La Banque centrale européenne a organisé cette semaine une conférence majeure sur les paiements numériques et les marchés tokenisés, plaçant l'indépendance financière de l'Europe au cœur des discussions. Les responsables ont soutenu que la construction d'une infrastructure locale pour les règlements instantanés et les actifs numériques est essentielle pour réduire la dépendance aux réseaux de paiement non européens et rendre les marchés plus résilients.
Pourquoi la BCE pousse pour des marchés tokenisés
La tokenisation — transformation d'actifs traditionnels comme les obligations, les actions, ou même l'immobilier en jetons numériques sur une blockchain — était un sujet central.

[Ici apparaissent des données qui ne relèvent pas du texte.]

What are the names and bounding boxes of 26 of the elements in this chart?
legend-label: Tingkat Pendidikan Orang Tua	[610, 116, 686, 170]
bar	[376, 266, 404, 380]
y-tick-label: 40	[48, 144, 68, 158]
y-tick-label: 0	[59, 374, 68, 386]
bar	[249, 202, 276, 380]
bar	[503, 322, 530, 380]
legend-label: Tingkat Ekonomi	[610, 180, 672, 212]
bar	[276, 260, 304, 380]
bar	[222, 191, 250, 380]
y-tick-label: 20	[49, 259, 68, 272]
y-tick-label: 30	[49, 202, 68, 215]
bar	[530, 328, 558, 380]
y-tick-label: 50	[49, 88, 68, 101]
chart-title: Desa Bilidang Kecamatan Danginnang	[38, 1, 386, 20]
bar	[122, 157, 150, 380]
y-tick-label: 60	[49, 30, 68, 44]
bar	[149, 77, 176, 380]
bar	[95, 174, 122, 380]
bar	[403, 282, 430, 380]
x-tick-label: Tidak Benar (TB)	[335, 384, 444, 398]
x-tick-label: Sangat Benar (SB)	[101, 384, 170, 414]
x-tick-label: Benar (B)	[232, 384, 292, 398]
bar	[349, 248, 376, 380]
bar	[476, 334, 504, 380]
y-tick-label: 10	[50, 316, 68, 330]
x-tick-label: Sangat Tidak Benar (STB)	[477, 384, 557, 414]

La BCE y voit un moyen d'accélérer le règlement, de réduire les coûts et d'améliorer la transparence. La conférence a réuni des banquiers centraux, des régulateurs et des acteurs de l'industrie pour déterminer comment y parvenir à travers l'Europe sans fragmenter le marché unique.
Actuellement, une grande partie de l'infrastructure de paiement européenne repose sur des systèmes construits dans d'autres régions. La BCE veut changer cela. Un euro numérique, encore en développement, est une pièce du puzzle. Les marchés de titres tokenisés en sont une autre. La conférence a été un signal que la banque centrale est déterminée à coordonner ces efforts au niveau européen plutôt que de les laisser aux pays individuels ou aux entreprises privées.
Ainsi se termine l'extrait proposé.